Feedback from governance groups shaping strategic planning process

Staff Council heard update at Oct. 17 meeting

The co-chairs of the strategic planning committee presented an update on the university’s strategic plan, which is intended to create a roadmap to focus CU priorities over the next five years, to the University of Colorado Staff Council (UCSC) during its Oct. 17 meeting at CU Boulder.

Todd Saliman, system vice president for finance and chief financial officer, and Sharon Matusik, dean of the Leeds School of Business at CU Boulder, told council members that several refinements were made to the plan following feedback from several entities, including UCSC, Faculty Council and campus chancellors.

Matusik said one of the biggest changes that came out of discussions was to take the focus area on diversity and access, which had been under the education pillar, and break it out to form a fourth pillar: diversity, inclusion, equity and access. “That was a direct result of feedback,” she said.

The other three pillars of focus are fiscal strength; discovery and impact; and access, affordability and student success.

Another change, based on feedback, was to the wellness and mental health focus area.
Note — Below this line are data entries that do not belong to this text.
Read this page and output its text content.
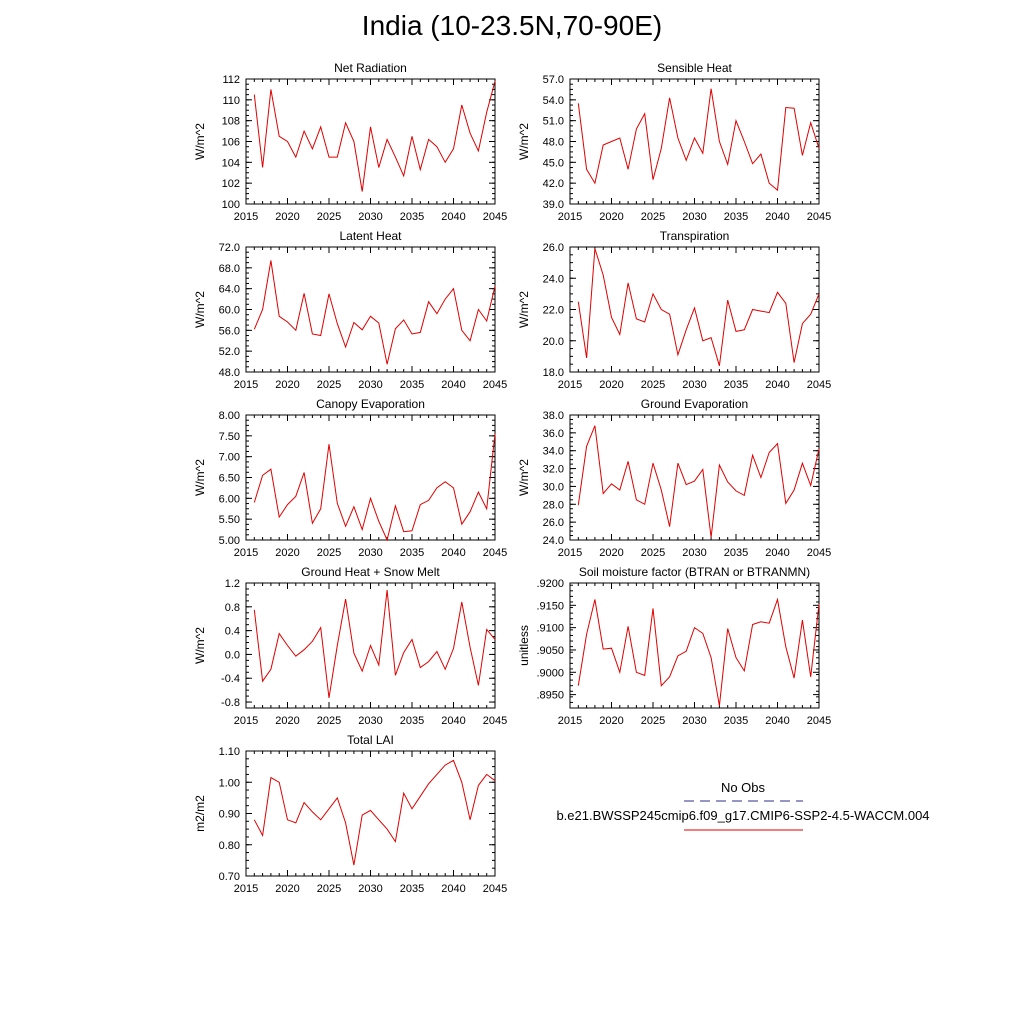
India (10-23.5N,70-90E)
Net Radiation
W/m^2
2015 2020 2025 2030 2035 2040 2045
100
102
104
106
108
110
112
Sensible Heat
W/m^2
2015 2020 2025 2030 2035 2040 2045
39.0
42.0
45.0
48.0
51.0
54.0
57.0
Latent Heat
W/m^2
2015 2020 2025 2030 2035 2040 2045
48.0
52.0
56.0
60.0
64.0
68.0
72.0
Transpiration
W/m^2
2015 2020 2025 2030 2035 2040 2045
18.0
20.0
22.0
24.0
26.0
Canopy Evaporation
W/m^2
2015 2020 2025 2030 2035 2040 2045
5.00
5.50
6.00
6.50
7.00
7.50
8.00
Ground Evaporation
W/m^2
2015 2020 2025 2030 2035 2040 2045
24.0
26.0
28.0
30.0
32.0
34.0
36.0
38.0
Ground Heat + Snow Melt
W/m^2
2015 2020 2025 2030 2035 2040 2045
-0.8
-0.4
0.0
0.4
0.8
1.2
Soil moisture factor (BTRAN or BTRANMN)
unitless
2015 2020 2025 2030 2035 2040 2045
.8950
.9000
.9050
.9100
.9150
.9200
Total LAI
m2/m2
2015 2020 2025 2030 2035 2040 2045
0.70
0.80
0.90
1.00
1.10
No Obs
b.e21.BWSSP245cmip6.f09_g17.CMIP6-SSP2-4.5-WACCM.004
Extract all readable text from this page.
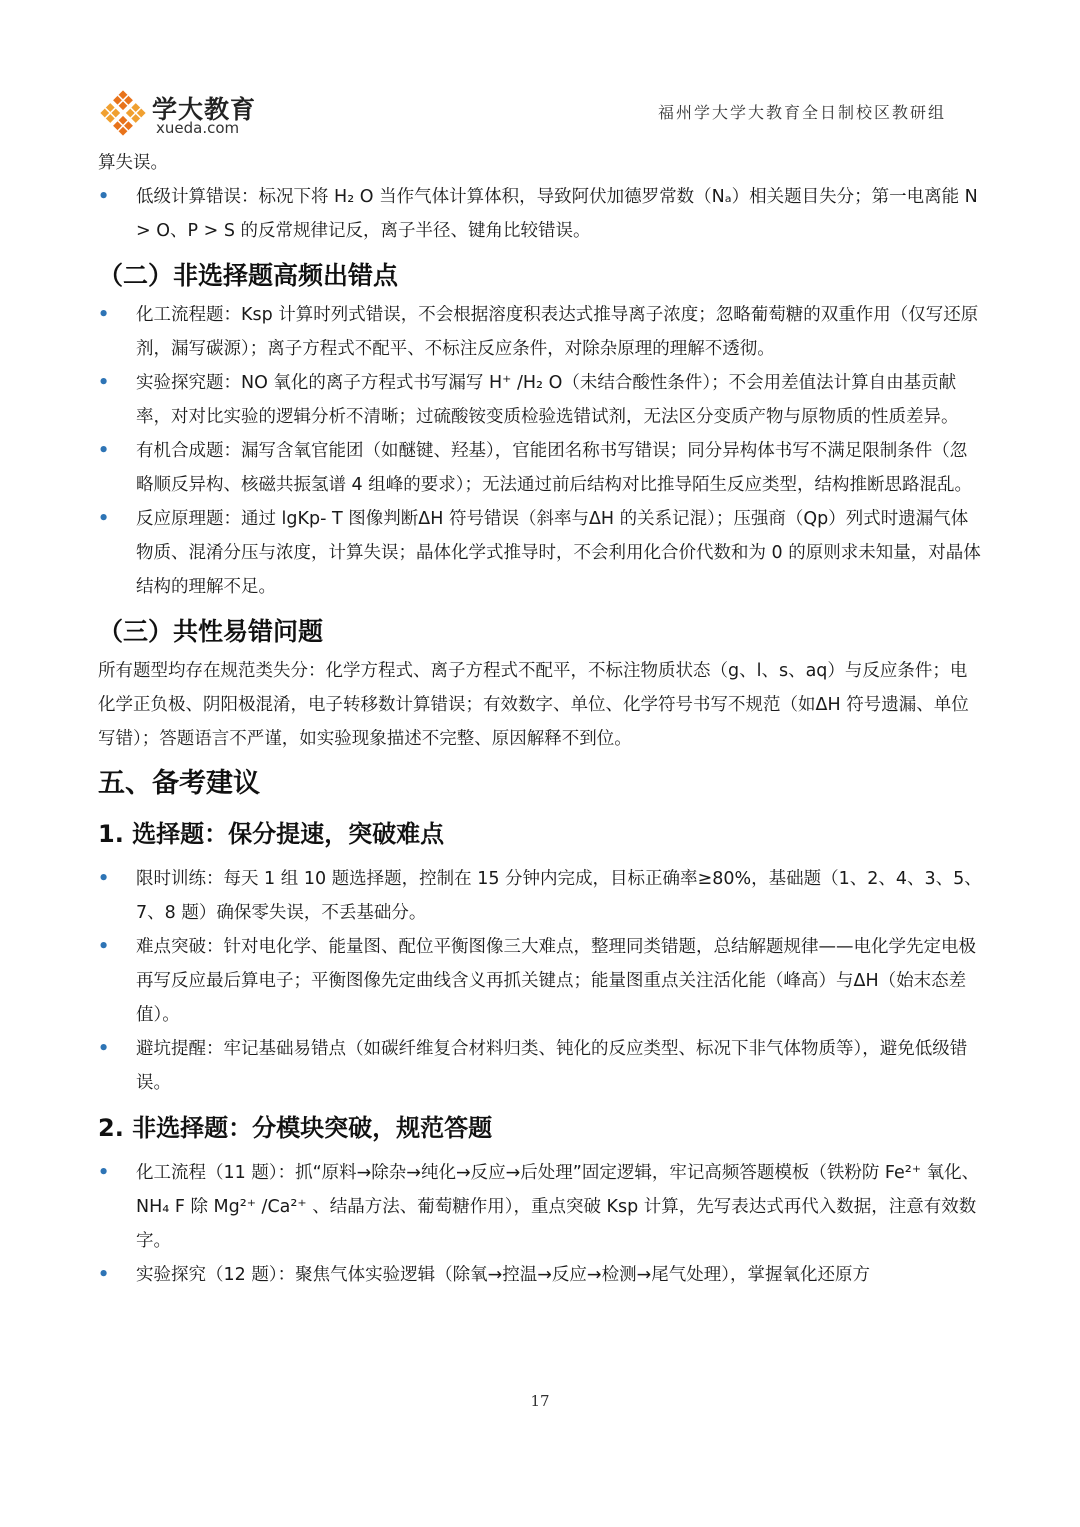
学大教育
xueda.com
福州学大学大教育全日制校区教研组

算失误。

• 低级计算错误：标况下将 H₂ O 当作气体计算体积，导致阿伏加德罗常数（Nₐ）相关题目失分；第一电离能 N > O、P > S 的反常规律记反，离子半径、键角比较错误。

（二）非选择题高频出错点

• 化工流程题：Ksp 计算时列式错误，不会根据溶度积表达式推导离子浓度；忽略葡萄糖的双重作用（仅写还原剂，漏写碳源）；离子方程式不配平、不标注反应条件，对除杂原理的理解不透彻。

• 实验探究题：NO 氧化的离子方程式书写漏写 H⁺ /H₂ O（未结合酸性条件）；不会用差值法计算自由基贡献率，对对比实验的逻辑分析不清晰；过硫酸铵变质检验选错试剂，无法区分变质产物与原物质的性质差异。

• 有机合成题：漏写含氧官能团（如醚键、羟基），官能团名称书写错误；同分异构体书写不满足限制条件（忽略顺反异构、核磁共振氢谱 4 组峰的要求）；无法通过前后结构对比推导陌生反应类型，结构推断思路混乱。

• 反应原理题：通过 lgKp- T 图像判断ΔH 符号错误（斜率与ΔH 的关系记混）；压强商（Qp）列式时遗漏气体物质、混淆分压与浓度，计算失误；晶体化学式推导时，不会利用化合价代数和为 0 的原则求未知量，对晶体结构的理解不足。

（三）共性易错问题

所有题型均存在规范类失分：化学方程式、离子方程式不配平，不标注物质状态（g、l、s、aq）与反应条件；电化学正负极、阴阳极混淆，电子转移数计算错误；有效数字、单位、化学符号书写不规范（如ΔH 符号遗漏、单位写错）；答题语言不严谨，如实验现象描述不完整、原因解释不到位。

五、备考建议

1. 选择题：保分提速，突破难点

• 限时训练：每天 1 组 10 题选择题，控制在 15 分钟内完成，目标正确率≥80%，基础题（1、2、4、3、5、7、8 题）确保零失误，不丢基础分。

• 难点突破：针对电化学、能量图、配位平衡图像三大难点，整理同类错题，总结解题规律——电化学先定电极再写反应最后算电子；平衡图像先定曲线含义再抓关键点；能量图重点关注活化能（峰高）与ΔH（始末态差值）。

• 避坑提醒：牢记基础易错点（如碳纤维复合材料归类、钝化的反应类型、标况下非气体物质等），避免低级错误。

2. 非选择题：分模块突破，规范答题

• 化工流程（11 题）：抓“原料→除杂→纯化→反应→后处理”固定逻辑，牢记高频答题模板（铁粉防 Fe²⁺ 氧化、NH₄ F 除 Mg²⁺ /Ca²⁺ 、结晶方法、葡萄糖作用），重点突破 Ksp 计算，先写表达式再代入数据，注意有效数字。

• 实验探究（12 题）：聚焦气体实验逻辑（除氧→控温→反应→检测→尾气处理），掌握氧化还原方

17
Originally, the plan targeted students, but now has been broadened to include faculty and staff.

Matusik said the working groups attached to each area of focus will be responsible for three deliverables: best practices to achieve results; specific metrics to assess progress; and prioritized action steps. Working groups are scheduled to report their findings by Feb. 21, 2020.
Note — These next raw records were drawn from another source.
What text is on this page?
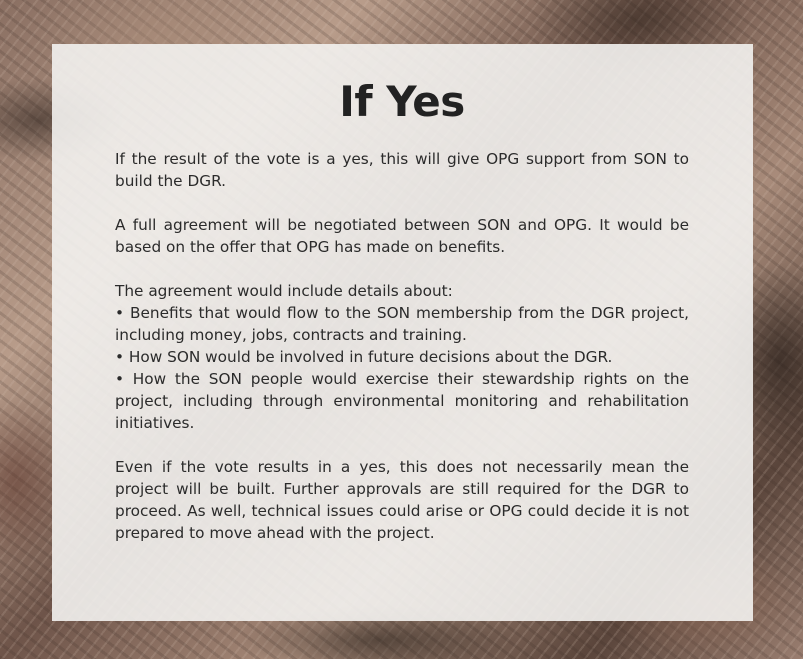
If Yes

If the result of the vote is a yes, this will give OPG support from SON to build the DGR.

A full agreement will be negotiated between SON and OPG. It would be based on the offer that OPG has made on benefits.

The agreement would include details about:
• Benefits that would flow to the SON membership from the DGR project, including money, jobs, contracts and training.
• How SON would be involved in future decisions about the DGR.
• How the SON people would exercise their stewardship rights on the project, including through environmental monitoring and rehabilitation initiatives.

Even if the vote results in a yes, this does not necessarily mean the project will be built. Further approvals are still required for the DGR to proceed. As well, technical issues could arise or OPG could decide it is not prepared to move ahead with the project.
The groups, which are composed of stakeholders from administrators to students, also will be asked to conduct an initial analysis of the resources needed to achieve the goals. Following that assessment, a fiscal feasibility team, composed of university chief financial officers, will take a closer look at costs.

To learn more about the strategic planning process, as well as working group member lists and contact information, visit the strategic plan website:

While council members praised the changes made to the plan, said UCSC Chair Ryan Untisz, some are concerned that the plan is silent on issues that matter to staff, such as salary equity, pathways to career advancement and efforts to retain staff.
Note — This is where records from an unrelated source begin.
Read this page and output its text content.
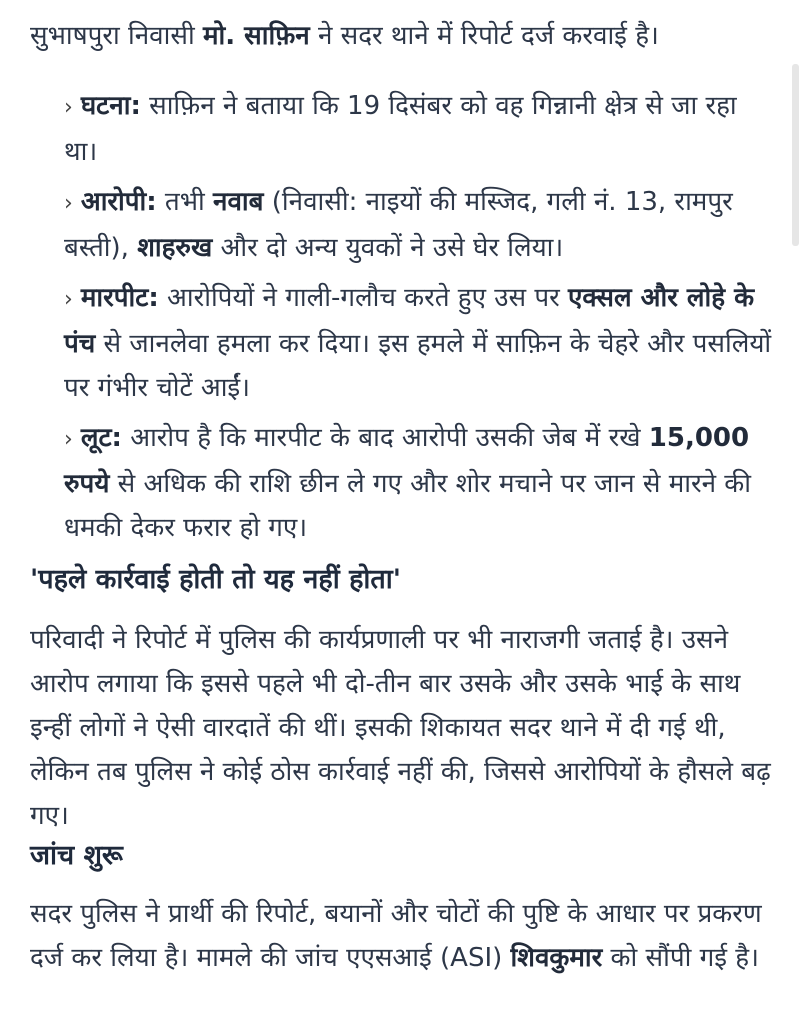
सुभाषपुरा निवासी मो. साफ़िन ने सदर थाने में रिपोर्ट दर्ज करवाई है।

› घटना: साफ़िन ने बताया कि 19 दिसंबर को वह गिन्नानी क्षेत्र से जा रहा था।

› आरोपी: तभी नवाब (निवासी: नाइयों की मस्जिद, गली नं. 13, रामपुर बस्ती), शाहरुख और दो अन्य युवकों ने उसे घेर लिया।

› मारपीट: आरोपियों ने गाली-गलौच करते हुए उस पर एक्सल और लोहे के पंच से जानलेवा हमला कर दिया। इस हमले में साफ़िन के चेहरे और पसलियों पर गंभीर चोटें आईं।

› लूट: आरोप है कि मारपीट के बाद आरोपी उसकी जेब में रखे 15,000 रुपये से अधिक की राशि छीन ले गए और शोर मचाने पर जान से मारने की धमकी देकर फरार हो गए।

'पहले कार्रवाई होती तो यह नहीं होता'

परिवादी ने रिपोर्ट में पुलिस की कार्यप्रणाली पर भी नाराजगी जताई है। उसने आरोप लगाया कि इससे पहले भी दो-तीन बार उसके और उसके भाई के साथ इन्हीं लोगों ने ऐसी वारदातें की थीं। इसकी शिकायत सदर थाने में दी गई थी, लेकिन तब पुलिस ने कोई ठोस कार्रवाई नहीं की, जिससे आरोपियों के हौसले बढ़ गए।

जांच शुरू

सदर पुलिस ने प्रार्थी की रिपोर्ट, बयानों और चोटों की पुष्टि के आधार पर प्रकरण दर्ज कर लिया है। मामले की जांच एएसआई (ASI) शिवकुमार को सौंपी गई है।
In other council business:

  • Untisz said he continues to meet with university administration members regarding the tuition assistance benefit and how it can be improved, specifically in regard to staff members.
  • The CU Denver l Anschutz Medical Campus Staff Council has received reports that staff members are receiving false or misleading information when they inquire about when and how to use the parental leave benefit. The Denver l Anschutz council is considering ways to remedy the problem, including the creation of an informational video to explain the benefit. Untisz asked UCSC members to talk with their campus staff council to determine if the issue is systemwide. If the problem affects more than one campus, UCSC will consider helping address the problem.